2) Apesar de todos os Evangelistas descreverem a mesma e exata acusação contida na inscrição (“Ο ΒΑΣΙΛΕΥΣ ΤΩΝ ΙΟΥΔΑΙΩΝ”), cada um deles traz uma inscrição diferente dos demais, por incluir ou omitir o nome de Jesus, e/ou adotar alguma outra expressão que apontasse especificamente para Ele (eis aqui um caso de “variância textual” entre os Evangelistas):
– Mateus: “Este é Jesus, o rei dos judeus” (“ΟΥΤΟΣ ΕΣΤΙΝ ΙΗΣΟΥΣ Ο ΒΑΣΙΛΕΥΣ ΤΩΝ ΙΟΥΔΑΙΩΝ”);
– Marcos: “O rei dos judeus” (“Ο ΒΑΣΙΛΕΥΣ ΤΩΝ ΙΟΥΔΑΙΩΝ”);
– Lucas: “O rei dos judeus [é] este” (“Ο ΒΑΣΙΛΕΥΣ ΤΩΝ ΙΟΥΔΑΙΩΝ ΟΥΤΟΣ”);
– João: “Jesus, o nazareno, o rei dos judeus” (“ΙΗΣΟΥΣ Ο ΝΑΖΩΡΑΙΟΣ Ο ΒΑΣΙΛΕΥΣ ΤΩΝ ΙΟΥΔΑΙΩΝ”).
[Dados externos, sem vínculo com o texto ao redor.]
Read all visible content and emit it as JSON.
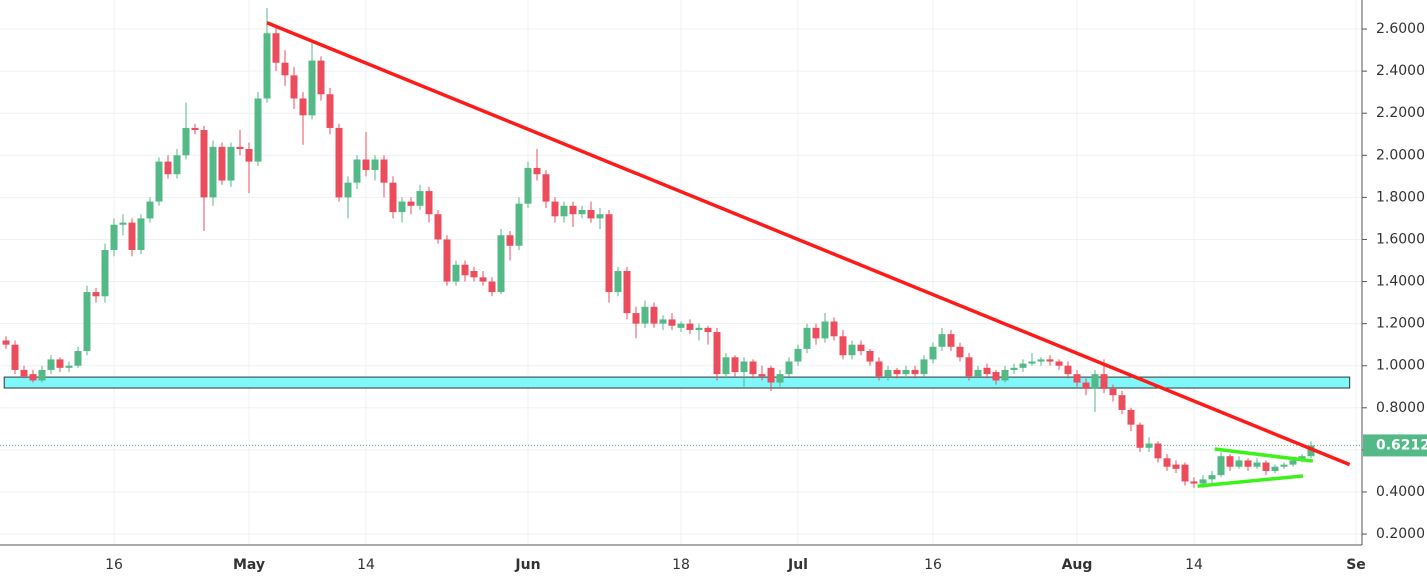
{
  "chart_data": {
    "type": "candlestick",
    "colors": {
      "up": "#53b987",
      "down": "#eb4d5c"
    },
    "grid": true,
    "categories": [
      null,
      null,
      null,
      null,
      null,
      null,
      null,
      null,
      null,
      null,
      null,
      null,
      "16",
      null,
      null,
      null,
      null,
      null,
      null,
      null,
      null,
      null,
      null,
      null,
      null,
      null,
      null,
      "May",
      null,
      null,
      null,
      null,
      null,
      null,
      null,
      null,
      null,
      null,
      null,
      null,
      "14",
      null,
      null,
      null,
      null,
      null,
      null,
      null,
      null,
      null,
      null,
      null,
      null,
      null,
      null,
      null,
      null,
      null,
      "Jun",
      null,
      null,
      null,
      null,
      null,
      null,
      null,
      null,
      null,
      null,
      null,
      null,
      null,
      null,
      null,
      null,
      "18",
      null,
      null,
      null,
      null,
      null,
      null,
      null,
      null,
      null,
      null,
      null,
      null,
      "Jul",
      null,
      null,
      null,
      null,
      null,
      null,
      null,
      null,
      null,
      null,
      null,
      null,
      null,
      null,
      "16",
      null,
      null,
      null,
      null,
      null,
      null,
      null,
      null,
      null,
      null,
      null,
      null,
      null,
      null,
      null,
      "Aug",
      null,
      null,
      null,
      null,
      null,
      null,
      null,
      null,
      null,
      null,
      null,
      null,
      "14",
      null,
      null,
      null,
      null,
      null,
      null,
      null,
      null,
      null,
      null,
      null,
      null,
      null,
      null,
      null,
      null,
      null,
      "Se"
    ],
    "candles": [
      [
        1.12,
        1.14,
        1.08,
        1.1
      ],
      [
        1.1,
        1.12,
        0.96,
        0.98
      ],
      [
        0.98,
        1.0,
        0.94,
        0.95
      ],
      [
        0.96,
        0.98,
        0.92,
        0.93
      ],
      [
        0.93,
        1.0,
        0.92,
        0.98
      ],
      [
        0.98,
        1.05,
        0.96,
        1.03
      ],
      [
        1.03,
        1.04,
        0.97,
        0.99
      ],
      [
        0.99,
        1.02,
        0.97,
        1.0
      ],
      [
        1.0,
        1.09,
        0.99,
        1.07
      ],
      [
        1.07,
        1.38,
        1.05,
        1.35
      ],
      [
        1.35,
        1.37,
        1.3,
        1.33
      ],
      [
        1.33,
        1.58,
        1.3,
        1.55
      ],
      [
        1.55,
        1.7,
        1.52,
        1.67
      ],
      [
        1.67,
        1.72,
        1.62,
        1.68
      ],
      [
        1.68,
        1.7,
        1.52,
        1.55
      ],
      [
        1.55,
        1.72,
        1.53,
        1.7
      ],
      [
        1.7,
        1.8,
        1.68,
        1.78
      ],
      [
        1.78,
        1.99,
        1.76,
        1.97
      ],
      [
        1.97,
        2.0,
        1.89,
        1.91
      ],
      [
        1.91,
        2.03,
        1.89,
        2.0
      ],
      [
        2.0,
        2.25,
        1.98,
        2.13
      ],
      [
        2.13,
        2.15,
        2.1,
        2.12
      ],
      [
        2.12,
        2.14,
        1.64,
        1.8
      ],
      [
        1.8,
        2.07,
        1.76,
        2.04
      ],
      [
        2.04,
        2.06,
        1.86,
        1.88
      ],
      [
        1.88,
        2.06,
        1.85,
        2.04
      ],
      [
        2.04,
        2.12,
        2.0,
        2.03
      ],
      [
        2.03,
        2.06,
        1.82,
        1.97
      ],
      [
        1.97,
        2.3,
        1.95,
        2.27
      ],
      [
        2.27,
        2.7,
        2.25,
        2.58
      ],
      [
        2.58,
        2.62,
        2.4,
        2.44
      ],
      [
        2.44,
        2.5,
        2.33,
        2.38
      ],
      [
        2.38,
        2.42,
        2.22,
        2.27
      ],
      [
        2.27,
        2.3,
        2.05,
        2.19
      ],
      [
        2.19,
        2.55,
        2.17,
        2.45
      ],
      [
        2.45,
        2.47,
        2.26,
        2.29
      ],
      [
        2.29,
        2.32,
        2.1,
        2.13
      ],
      [
        2.13,
        2.15,
        1.78,
        1.8
      ],
      [
        1.8,
        1.9,
        1.7,
        1.87
      ],
      [
        1.87,
        2.0,
        1.84,
        1.98
      ],
      [
        1.98,
        2.11,
        1.9,
        1.93
      ],
      [
        1.93,
        2.0,
        1.88,
        1.98
      ],
      [
        1.98,
        2.0,
        1.8,
        1.87
      ],
      [
        1.87,
        1.9,
        1.7,
        1.73
      ],
      [
        1.73,
        1.8,
        1.68,
        1.78
      ],
      [
        1.78,
        1.8,
        1.72,
        1.76
      ],
      [
        1.76,
        1.86,
        1.74,
        1.83
      ],
      [
        1.83,
        1.85,
        1.68,
        1.72
      ],
      [
        1.72,
        1.74,
        1.58,
        1.6
      ],
      [
        1.6,
        1.62,
        1.38,
        1.4
      ],
      [
        1.4,
        1.5,
        1.38,
        1.48
      ],
      [
        1.48,
        1.5,
        1.4,
        1.43
      ],
      [
        1.45,
        1.47,
        1.4,
        1.42
      ],
      [
        1.42,
        1.45,
        1.38,
        1.4
      ],
      [
        1.4,
        1.42,
        1.33,
        1.35
      ],
      [
        1.35,
        1.65,
        1.34,
        1.62
      ],
      [
        1.62,
        1.64,
        1.5,
        1.57
      ],
      [
        1.57,
        1.8,
        1.55,
        1.77
      ],
      [
        1.77,
        1.97,
        1.75,
        1.94
      ],
      [
        1.94,
        2.03,
        1.88,
        1.91
      ],
      [
        1.91,
        1.93,
        1.75,
        1.78
      ],
      [
        1.78,
        1.8,
        1.68,
        1.71
      ],
      [
        1.71,
        1.78,
        1.68,
        1.76
      ],
      [
        1.76,
        1.78,
        1.66,
        1.72
      ],
      [
        1.72,
        1.76,
        1.7,
        1.74
      ],
      [
        1.74,
        1.78,
        1.68,
        1.7
      ],
      [
        1.7,
        1.75,
        1.65,
        1.72
      ],
      [
        1.72,
        1.74,
        1.3,
        1.35
      ],
      [
        1.35,
        1.47,
        1.33,
        1.45
      ],
      [
        1.45,
        1.47,
        1.22,
        1.25
      ],
      [
        1.25,
        1.28,
        1.13,
        1.2
      ],
      [
        1.2,
        1.31,
        1.18,
        1.28
      ],
      [
        1.28,
        1.3,
        1.18,
        1.2
      ],
      [
        1.2,
        1.24,
        1.17,
        1.22
      ],
      [
        1.22,
        1.25,
        1.17,
        1.19
      ],
      [
        1.18,
        1.21,
        1.16,
        1.2
      ],
      [
        1.2,
        1.22,
        1.15,
        1.17
      ],
      [
        1.17,
        1.2,
        1.12,
        1.18
      ],
      [
        1.18,
        1.19,
        1.1,
        1.16
      ],
      [
        1.16,
        1.18,
        0.93,
        0.96
      ],
      [
        0.96,
        1.06,
        0.94,
        1.04
      ],
      [
        1.04,
        1.05,
        0.95,
        0.97
      ],
      [
        0.97,
        1.04,
        0.9,
        1.02
      ],
      [
        1.02,
        1.03,
        0.94,
        0.96
      ],
      [
        0.96,
        1.0,
        0.93,
        0.95
      ],
      [
        0.99,
        1.0,
        0.88,
        0.92
      ],
      [
        0.92,
        0.98,
        0.9,
        0.96
      ],
      [
        0.96,
        1.04,
        0.95,
        1.02
      ],
      [
        1.02,
        1.1,
        1.0,
        1.08
      ],
      [
        1.08,
        1.2,
        1.06,
        1.18
      ],
      [
        1.18,
        1.2,
        1.1,
        1.13
      ],
      [
        1.13,
        1.25,
        1.11,
        1.21
      ],
      [
        1.21,
        1.23,
        1.12,
        1.14
      ],
      [
        1.14,
        1.17,
        1.03,
        1.05
      ],
      [
        1.05,
        1.12,
        1.03,
        1.1
      ],
      [
        1.1,
        1.12,
        1.05,
        1.07
      ],
      [
        1.07,
        1.08,
        1.0,
        1.02
      ],
      [
        1.02,
        1.04,
        0.93,
        0.95
      ],
      [
        0.95,
        1.0,
        0.93,
        0.98
      ],
      [
        0.98,
        0.99,
        0.94,
        0.96
      ],
      [
        0.96,
        1.0,
        0.94,
        0.98
      ],
      [
        0.98,
        1.0,
        0.94,
        0.96
      ],
      [
        0.96,
        1.05,
        0.95,
        1.03
      ],
      [
        1.03,
        1.11,
        1.01,
        1.09
      ],
      [
        1.09,
        1.18,
        1.07,
        1.15
      ],
      [
        1.15,
        1.17,
        1.07,
        1.09
      ],
      [
        1.09,
        1.11,
        1.02,
        1.04
      ],
      [
        1.04,
        1.06,
        0.93,
        0.95
      ],
      [
        0.95,
        1.0,
        0.94,
        0.98
      ],
      [
        0.99,
        1.01,
        0.94,
        0.96
      ],
      [
        0.97,
        0.98,
        0.91,
        0.93
      ],
      [
        0.93,
        1.0,
        0.92,
        0.98
      ],
      [
        0.98,
        1.01,
        0.96,
        0.99
      ],
      [
        0.99,
        1.03,
        0.97,
        1.01
      ],
      [
        1.01,
        1.06,
        1.0,
        1.02
      ],
      [
        1.02,
        1.04,
        1.0,
        1.03
      ],
      [
        1.03,
        1.05,
        1.0,
        1.02
      ],
      [
        1.02,
        1.03,
        0.98,
        1.0
      ],
      [
        1.0,
        1.02,
        0.94,
        0.96
      ],
      [
        0.96,
        0.98,
        0.9,
        0.92
      ],
      [
        0.92,
        0.94,
        0.86,
        0.89
      ],
      [
        0.89,
        0.98,
        0.78,
        0.96
      ],
      [
        0.96,
        1.03,
        0.87,
        0.89
      ],
      [
        0.89,
        0.91,
        0.83,
        0.86
      ],
      [
        0.86,
        0.88,
        0.77,
        0.79
      ],
      [
        0.79,
        0.8,
        0.69,
        0.72
      ],
      [
        0.72,
        0.73,
        0.59,
        0.61
      ],
      [
        0.61,
        0.66,
        0.59,
        0.63
      ],
      [
        0.63,
        0.64,
        0.54,
        0.56
      ],
      [
        0.56,
        0.58,
        0.5,
        0.52
      ],
      [
        0.53,
        0.55,
        0.49,
        0.51
      ],
      [
        0.53,
        0.54,
        0.43,
        0.45
      ],
      [
        0.45,
        0.47,
        0.42,
        0.44
      ],
      [
        0.44,
        0.48,
        0.42,
        0.46
      ],
      [
        0.46,
        0.5,
        0.44,
        0.48
      ],
      [
        0.48,
        0.59,
        0.47,
        0.57
      ],
      [
        0.57,
        0.58,
        0.5,
        0.52
      ],
      [
        0.52,
        0.57,
        0.51,
        0.55
      ],
      [
        0.55,
        0.56,
        0.5,
        0.52
      ],
      [
        0.52,
        0.56,
        0.51,
        0.54
      ],
      [
        0.54,
        0.55,
        0.48,
        0.5
      ],
      [
        0.5,
        0.53,
        0.49,
        0.52
      ],
      [
        0.52,
        0.54,
        0.51,
        0.53
      ],
      [
        0.53,
        0.56,
        0.52,
        0.55
      ],
      [
        0.55,
        0.58,
        0.54,
        0.57
      ],
      [
        0.57,
        0.64,
        0.56,
        0.6212
      ],
      null,
      null,
      null,
      null,
      null
    ],
    "ylim": [
      0.148,
      2.738
    ],
    "yticks": [
      {
        "value": 0.2,
        "label": "0.2000"
      },
      {
        "value": 0.4,
        "label": "0.4000"
      },
      {
        "value": 0.6,
        "label": "0.6000"
      },
      {
        "value": 0.8,
        "label": "0.8000"
      },
      {
        "value": 1.0,
        "label": "1.0000"
      },
      {
        "value": 1.2,
        "label": "1.2000"
      },
      {
        "value": 1.4,
        "label": "1.4000"
      },
      {
        "value": 1.6,
        "label": "1.6000"
      },
      {
        "value": 1.8,
        "label": "1.8000"
      },
      {
        "value": 2.0,
        "label": "2.0000"
      },
      {
        "value": 2.2,
        "label": "2.2000"
      },
      {
        "value": 2.4,
        "label": "2.4000"
      },
      {
        "value": 2.6,
        "label": "2.6000"
      }
    ],
    "zone": {
      "color": "#80f8fb",
      "range": [
        0.894,
        0.946
      ],
      "x": [
        -0.2,
        149.3
      ]
    },
    "trendlines": [
      {
        "color": "#ff1a1a",
        "points": [
          [
            29,
            2.63
          ],
          [
            149.3,
            0.53
          ]
        ]
      },
      {
        "color": "#3cf21a",
        "points": [
          [
            134.3,
            0.604
          ],
          [
            145.2,
            0.547
          ]
        ]
      },
      {
        "color": "#3cf21a",
        "points": [
          [
            132.4,
            0.428
          ],
          [
            144.1,
            0.476
          ]
        ]
      }
    ],
    "price_line_color": "#53b987"
  }
}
3) Além da variância textual entre os Evangelistas, há ainda casos de variância textual entre os manuscritos dos Evangelhos de Marcos e Lucas:
– Marcos: o Codex Bezae (D), do séc. V, traz: “Este é o rei dos judeus” (“ΟΥΤΟΣ ΕΣΤΙΝ Ο ΒΑΣΙΛΕΥΣ ΤΩΝ ΙΟΥΔΑΙΩΝ”) – Há aqui uma evidente tentativa de harmonização feita pelo copista, tomando as primeiras palavras da inscrição de Mateus, mas sem o nome de Jesus (e/ou de Lucas; vide variações abaixo). Esta variante pode ser desde logo descartada não só pelo testemunho dos mais antigos manuscritos (cf. TC), como também pela imensa maioria dos manuscritos gregos (cf. TR/TMaj);
– Lucas: registra as seguintes possibilidades para a inscrição:
* Variante 1) “Este é o rei dos judeus” (“ΟΥΤΟΣ ΕΣΤΙΝ Ο ΒΑΣΙΛΕΥΣ ΤΩΝ ΙΟΥΔΑΙΩΝ”), conforme testemunho do Codex Alexandrinus (A) e do já citado Codex Bezae (D), ambos do séc. V;
* Variante 2) “Este é Jesus o rei dos judeus” (“ΟΥΤΟΣ ΕΣΤΙΝ ΙΗΣΟΥΣ Ο ΒΑΣΙΛΕΥΣ ΤΩΝ ΙΟΥΔΑΙΩΝ”), conforme consta no Codex Guelferbytanus B (Q), do séc. V, e no Codex Petropolitanus Purpureus ( N ), do séc. VI.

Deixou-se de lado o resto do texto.